Ce qui pouvait paraître merveilleux au premier abord était, en vérité, tout simple. La colline ou kopje où les voyageurs venaient de se voir arrêtés était occupée par un commando(corps franc) boer, placé sous les ordres d’Agrippa et qui surveillait la ville anglaise de Boulouwayo. Quelques heures plus tôt, au lever du jour, Benoni était venu se jeter avec ses captifs dans les avant-postes du camp. Appréhendé et conduit en présence d’Agrippa, il avait dû subir un interrogatoire, ou, pour mieux dire, M. Weber avait tout conté. Le Levantin, enfermé au corps de garde, y attendait avec son acolyte un transfert prochain à Prétoria, tandis que le bon savant et Tottie recevaient les soins de l’hospitalière famille Mauvilain ; le chef se proposait de les renvoyer sous bonne escorte à Massey-Dorp, aussitôt après leur avoir fait prendre un repos nécessaire ; et voici que l’ardente sollicitude de Colette, servie par l’impeccable flair de Phanor, prévenait ses intentions en réunissant ceux qui avaient tant souffert de leur brutale séparation !…

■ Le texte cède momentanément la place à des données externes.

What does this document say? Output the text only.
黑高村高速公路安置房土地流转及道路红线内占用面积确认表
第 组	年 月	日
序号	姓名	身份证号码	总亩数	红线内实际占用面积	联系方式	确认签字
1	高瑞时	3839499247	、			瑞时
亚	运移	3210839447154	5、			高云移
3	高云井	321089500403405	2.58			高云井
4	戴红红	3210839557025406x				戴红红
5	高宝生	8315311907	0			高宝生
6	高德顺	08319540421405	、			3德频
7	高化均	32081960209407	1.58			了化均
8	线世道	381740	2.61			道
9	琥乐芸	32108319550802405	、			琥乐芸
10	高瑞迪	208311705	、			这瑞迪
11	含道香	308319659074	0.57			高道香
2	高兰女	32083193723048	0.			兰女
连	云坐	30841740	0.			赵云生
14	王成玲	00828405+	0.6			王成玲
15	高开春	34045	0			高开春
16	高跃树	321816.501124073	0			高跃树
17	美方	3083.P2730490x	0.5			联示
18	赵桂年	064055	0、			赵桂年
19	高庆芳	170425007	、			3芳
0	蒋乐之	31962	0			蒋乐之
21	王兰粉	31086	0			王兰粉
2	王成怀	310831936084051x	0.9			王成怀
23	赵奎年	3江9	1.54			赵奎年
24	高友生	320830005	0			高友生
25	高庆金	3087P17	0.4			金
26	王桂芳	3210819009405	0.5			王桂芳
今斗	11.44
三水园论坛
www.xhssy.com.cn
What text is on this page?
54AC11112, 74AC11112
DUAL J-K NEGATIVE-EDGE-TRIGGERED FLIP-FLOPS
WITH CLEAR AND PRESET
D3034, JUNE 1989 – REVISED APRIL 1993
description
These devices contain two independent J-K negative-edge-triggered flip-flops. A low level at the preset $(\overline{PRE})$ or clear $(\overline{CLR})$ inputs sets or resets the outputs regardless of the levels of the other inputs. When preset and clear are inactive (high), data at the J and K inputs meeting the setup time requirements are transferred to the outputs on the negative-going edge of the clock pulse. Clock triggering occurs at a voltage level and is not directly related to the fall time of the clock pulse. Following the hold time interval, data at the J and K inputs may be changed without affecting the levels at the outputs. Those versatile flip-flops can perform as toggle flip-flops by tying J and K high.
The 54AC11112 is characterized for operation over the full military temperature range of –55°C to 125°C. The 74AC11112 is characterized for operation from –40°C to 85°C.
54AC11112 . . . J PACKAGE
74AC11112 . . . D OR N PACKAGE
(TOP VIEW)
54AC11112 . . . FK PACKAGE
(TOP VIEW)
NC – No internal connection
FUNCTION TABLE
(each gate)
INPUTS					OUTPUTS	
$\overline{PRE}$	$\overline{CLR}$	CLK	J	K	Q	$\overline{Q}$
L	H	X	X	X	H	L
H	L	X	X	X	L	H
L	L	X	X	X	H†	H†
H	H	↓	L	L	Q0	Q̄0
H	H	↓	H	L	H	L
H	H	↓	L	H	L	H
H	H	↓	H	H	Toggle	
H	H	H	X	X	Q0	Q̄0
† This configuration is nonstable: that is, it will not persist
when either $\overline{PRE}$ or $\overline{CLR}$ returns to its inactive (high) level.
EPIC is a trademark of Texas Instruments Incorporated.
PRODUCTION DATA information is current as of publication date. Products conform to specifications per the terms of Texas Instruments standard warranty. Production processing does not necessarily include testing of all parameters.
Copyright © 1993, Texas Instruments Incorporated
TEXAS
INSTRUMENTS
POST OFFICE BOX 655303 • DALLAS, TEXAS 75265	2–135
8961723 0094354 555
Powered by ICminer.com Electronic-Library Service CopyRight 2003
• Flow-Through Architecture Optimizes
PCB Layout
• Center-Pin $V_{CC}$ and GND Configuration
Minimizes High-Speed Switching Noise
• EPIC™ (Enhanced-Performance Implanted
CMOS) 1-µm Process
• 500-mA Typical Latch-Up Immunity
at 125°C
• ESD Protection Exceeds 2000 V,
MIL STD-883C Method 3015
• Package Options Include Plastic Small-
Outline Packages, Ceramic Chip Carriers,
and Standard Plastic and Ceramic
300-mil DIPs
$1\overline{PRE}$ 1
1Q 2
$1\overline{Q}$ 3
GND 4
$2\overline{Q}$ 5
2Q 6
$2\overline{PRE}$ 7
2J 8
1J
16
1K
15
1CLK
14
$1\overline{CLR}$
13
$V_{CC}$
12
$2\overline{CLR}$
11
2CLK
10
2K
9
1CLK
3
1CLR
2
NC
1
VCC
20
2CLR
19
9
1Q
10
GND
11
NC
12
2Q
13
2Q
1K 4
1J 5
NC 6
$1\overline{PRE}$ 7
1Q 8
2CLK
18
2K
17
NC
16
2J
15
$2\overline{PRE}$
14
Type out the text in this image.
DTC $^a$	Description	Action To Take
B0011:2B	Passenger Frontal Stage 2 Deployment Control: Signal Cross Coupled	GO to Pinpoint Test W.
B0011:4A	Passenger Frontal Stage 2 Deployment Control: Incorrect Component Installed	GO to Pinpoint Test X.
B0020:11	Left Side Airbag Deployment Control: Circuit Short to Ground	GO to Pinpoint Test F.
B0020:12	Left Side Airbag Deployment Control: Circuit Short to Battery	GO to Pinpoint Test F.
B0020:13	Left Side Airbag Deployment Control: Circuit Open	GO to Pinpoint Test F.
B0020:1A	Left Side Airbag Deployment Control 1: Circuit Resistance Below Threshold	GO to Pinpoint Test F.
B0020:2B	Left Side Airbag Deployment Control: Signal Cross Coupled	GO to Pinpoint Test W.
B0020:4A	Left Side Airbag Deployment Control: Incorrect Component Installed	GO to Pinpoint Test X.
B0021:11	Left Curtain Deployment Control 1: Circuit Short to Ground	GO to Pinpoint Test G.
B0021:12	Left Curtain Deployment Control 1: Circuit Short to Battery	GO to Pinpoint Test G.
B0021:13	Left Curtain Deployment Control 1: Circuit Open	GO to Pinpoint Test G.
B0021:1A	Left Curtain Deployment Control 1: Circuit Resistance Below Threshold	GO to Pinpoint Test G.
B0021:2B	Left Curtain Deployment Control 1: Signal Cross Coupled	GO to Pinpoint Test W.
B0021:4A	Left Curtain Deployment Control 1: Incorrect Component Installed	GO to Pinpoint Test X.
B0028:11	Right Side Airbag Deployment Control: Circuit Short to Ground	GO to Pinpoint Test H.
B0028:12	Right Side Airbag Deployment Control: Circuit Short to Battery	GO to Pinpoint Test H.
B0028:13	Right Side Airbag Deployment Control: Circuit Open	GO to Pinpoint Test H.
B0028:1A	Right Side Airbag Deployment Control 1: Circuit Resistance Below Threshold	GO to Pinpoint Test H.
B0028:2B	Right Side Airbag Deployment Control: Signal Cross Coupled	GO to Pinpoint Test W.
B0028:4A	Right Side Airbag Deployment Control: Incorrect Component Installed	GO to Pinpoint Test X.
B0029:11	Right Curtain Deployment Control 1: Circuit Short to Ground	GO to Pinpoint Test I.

Agrippa se félicitait hautement de cette heureuse fortune ; il espérait que ses bons amis lui feraient l’honneur de se reposer chez lui de leurs émotions et de leurs fatigues. Sans doute, son hospitalité n’avait rien de somptueux : des lits de feuilles, des couvertures de laine et les vivres du soldat boer — le plus sobre des soldats — étaient tout ce qu’il pouvait mettre à la disposition de ses visiteurs… Mais non — il se trompait — et leur réservait une surprise inattendue, qui leur vaudrait mieux que le luxe d’un palais babylonien ou d’un mess d’officiers britanniques…

Qu’était cette surprise ? Mme Massey et Colette se le demandaient, au milieu des sourires ravis de dame Gudule, de Nicole et de Lucinde, des sourires malicieux de Cadet et des autres, quand elles virent descendre d’une voiture d’ambulance, accourant au grand trot, qui ?

M. Massey lui-même, avec Henri et Gérard, et le docteur Lhomond, tous en tenue de toile blanche, avec la croix rouge au bras !…

Enrôlés au service de la Société de secours aux blessés, ils avaient rencontré Agrippa Mauvilain à Prétoria, l’avaient suivi au camp de Maversneck et venaient de le rejoindre à Johannskopje, au nord de Boulouwayo. Au moment de l’arrivée des voyageurs, ils se trouvaient dans la vallée adjacente, occupés à aménager l’hôpital du camp. Un messager d’Agrippa les avait promptement avisés de l’heureuse nouvelle, et ils accouraient satisfaits autant qu’on peut l’être de voir sains et saufs tous ceux qu’ils aimaient.

Comment exprimer leur joie profonde ? Des heures s’écoulèrent à se conter mutuellement les choses qui s’étaient passées depuis leur séparation. M. Massey, que les lettres de sa famille n’avaient pas atteint, apprit l’attaque dirigée par Benoni, l’expérience décisive de la poudre K, l’enlèvement de Goliath. De son côté, il expliqua le retard de ses négociations à Kimberley, du fait de la guerre imminente, et son voyage à Prétoria, et les motifs qui l’avaient amené avec ses fils, pour maintenir une stricte neutralité et la rendre évidente, à prendre la Croix rouge. Il était bien certain, d’après l’itinéraire même suivi par Benoni, que son projet avait été de livrer le canon et les obus aux autorités anglaises de Boulouwayo. La guerre ayant éclaté sur ces entrefaites et les troupes des deux républiques sud-africaines, Transvaal et Orange, ayant pris les devants en envahissant les colonies anglaises du Cap et du Natal (sans parler de la Rhodesia), il était à craindre que Mauvilain ne considérât le chargement de Goliath, à destination de l’ennemi, comme butin de guerre.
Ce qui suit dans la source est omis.